Meeting the king of the twistor

Roger Penrose
Roger Penrose

 

Graham spent last Thursday in Oxford with the great mathematician Roger Penrose, 82, inventor of the mathematical object known as the twistor. In a wide-ranging conversation, Penrose talked about his early life, his development as a scientist and his thoughts on the latest developments in fundamental physics.

Penrose recalls that he was not regarded as an especially quick student when he was at school, and blossomed only when he was studying mathematics at the University in Cambridge, where he was inspired by lectures from Hermann Bondi and Paul Dirac. It was Bondi who inspired Penrose’s interest in cosmology, and Dirac who stimulated his interest in geometrical approaches to problems in fundamental physics.

Like Dirac, Penrose is content to work outside the mainstream. ‘I am always follow my intuition and am not easily deflected by criticism.’ Only the welter of critical commentary on Penrose’s work on consciousness led him to withdraw from a field for a while. Although twistors were long peripheral to the work of most physicists, Penrose did not lose faith in them and was delighted to see Edward Witten’s path-breaking twistor string theory in 2003, and more recently the use of twistor diagrams by Nima Arkani-Hamed and collaborators in the work that led to the amplituhedron.

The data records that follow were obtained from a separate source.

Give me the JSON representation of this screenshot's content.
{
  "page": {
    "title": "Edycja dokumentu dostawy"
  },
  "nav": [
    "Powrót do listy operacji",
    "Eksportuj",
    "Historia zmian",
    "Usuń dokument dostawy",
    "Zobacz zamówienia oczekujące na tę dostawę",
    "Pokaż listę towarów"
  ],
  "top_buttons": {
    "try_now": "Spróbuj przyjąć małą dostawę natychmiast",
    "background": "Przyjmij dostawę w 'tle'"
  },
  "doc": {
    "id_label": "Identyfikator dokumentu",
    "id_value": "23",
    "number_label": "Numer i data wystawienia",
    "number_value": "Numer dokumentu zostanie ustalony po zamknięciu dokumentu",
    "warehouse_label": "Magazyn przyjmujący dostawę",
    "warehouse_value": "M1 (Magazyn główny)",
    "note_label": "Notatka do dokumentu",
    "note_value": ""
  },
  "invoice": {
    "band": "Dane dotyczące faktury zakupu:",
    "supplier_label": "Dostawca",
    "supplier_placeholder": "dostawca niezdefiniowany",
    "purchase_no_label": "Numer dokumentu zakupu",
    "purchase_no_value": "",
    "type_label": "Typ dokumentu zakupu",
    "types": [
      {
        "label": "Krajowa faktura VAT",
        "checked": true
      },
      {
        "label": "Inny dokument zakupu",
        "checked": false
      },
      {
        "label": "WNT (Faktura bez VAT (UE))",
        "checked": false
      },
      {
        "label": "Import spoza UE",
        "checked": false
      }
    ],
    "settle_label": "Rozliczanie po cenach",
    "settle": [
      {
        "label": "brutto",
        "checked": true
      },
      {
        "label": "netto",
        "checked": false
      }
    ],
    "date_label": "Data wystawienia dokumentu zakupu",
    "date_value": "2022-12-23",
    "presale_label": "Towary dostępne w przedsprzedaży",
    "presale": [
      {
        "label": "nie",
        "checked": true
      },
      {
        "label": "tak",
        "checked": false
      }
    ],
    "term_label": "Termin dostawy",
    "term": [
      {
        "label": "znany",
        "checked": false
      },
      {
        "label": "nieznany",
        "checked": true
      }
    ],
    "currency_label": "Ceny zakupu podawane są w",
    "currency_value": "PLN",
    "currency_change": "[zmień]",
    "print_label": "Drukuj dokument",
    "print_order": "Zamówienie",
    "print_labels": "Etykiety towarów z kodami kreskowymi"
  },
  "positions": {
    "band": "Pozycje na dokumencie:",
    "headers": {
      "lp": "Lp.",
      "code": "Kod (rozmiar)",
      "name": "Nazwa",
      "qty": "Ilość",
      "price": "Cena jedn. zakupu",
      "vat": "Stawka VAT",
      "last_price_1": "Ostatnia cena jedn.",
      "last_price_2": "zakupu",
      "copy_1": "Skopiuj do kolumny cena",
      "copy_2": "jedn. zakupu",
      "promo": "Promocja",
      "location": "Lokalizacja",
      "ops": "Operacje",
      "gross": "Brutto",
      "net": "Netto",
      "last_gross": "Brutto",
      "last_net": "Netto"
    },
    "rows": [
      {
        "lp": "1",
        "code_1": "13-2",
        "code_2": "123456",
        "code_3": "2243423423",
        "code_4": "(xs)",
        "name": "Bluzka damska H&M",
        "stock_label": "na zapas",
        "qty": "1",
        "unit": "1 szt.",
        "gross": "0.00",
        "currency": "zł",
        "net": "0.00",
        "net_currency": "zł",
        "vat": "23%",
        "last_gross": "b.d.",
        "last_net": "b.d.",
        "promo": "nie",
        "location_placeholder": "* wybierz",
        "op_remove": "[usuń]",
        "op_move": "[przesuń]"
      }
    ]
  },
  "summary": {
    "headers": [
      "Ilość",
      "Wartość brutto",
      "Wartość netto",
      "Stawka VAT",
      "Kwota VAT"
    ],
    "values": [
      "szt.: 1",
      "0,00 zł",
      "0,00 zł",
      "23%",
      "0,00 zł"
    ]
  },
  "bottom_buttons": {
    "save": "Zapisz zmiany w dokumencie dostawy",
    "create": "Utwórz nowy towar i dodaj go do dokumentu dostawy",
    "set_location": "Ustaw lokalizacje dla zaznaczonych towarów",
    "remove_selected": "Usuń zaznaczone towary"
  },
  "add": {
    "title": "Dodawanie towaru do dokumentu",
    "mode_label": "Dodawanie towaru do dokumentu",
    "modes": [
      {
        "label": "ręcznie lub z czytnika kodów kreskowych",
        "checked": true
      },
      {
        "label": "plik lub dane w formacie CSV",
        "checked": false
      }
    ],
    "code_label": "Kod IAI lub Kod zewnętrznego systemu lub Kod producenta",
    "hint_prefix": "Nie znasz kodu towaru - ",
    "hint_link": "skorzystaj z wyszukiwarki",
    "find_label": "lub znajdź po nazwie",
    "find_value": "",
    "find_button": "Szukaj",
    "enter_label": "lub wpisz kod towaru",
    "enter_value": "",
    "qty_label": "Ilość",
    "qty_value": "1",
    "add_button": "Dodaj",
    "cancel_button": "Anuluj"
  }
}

Apart from his remarkably creative contributions to mathematics, cosmology and physics, Penrose has achieved considerable success as a popular science writer, probably the only one to can get away with discussing challenging mathematics explicitly. He is currently putting the finishing touches to his forthcoming book Faith, Fashion and Fantasy in the New Physics of the Universe, based on lectures he gave at Princeton University in 2003.

Graham plans to include material from this intriguing interview in his next book, on mathematics and physics.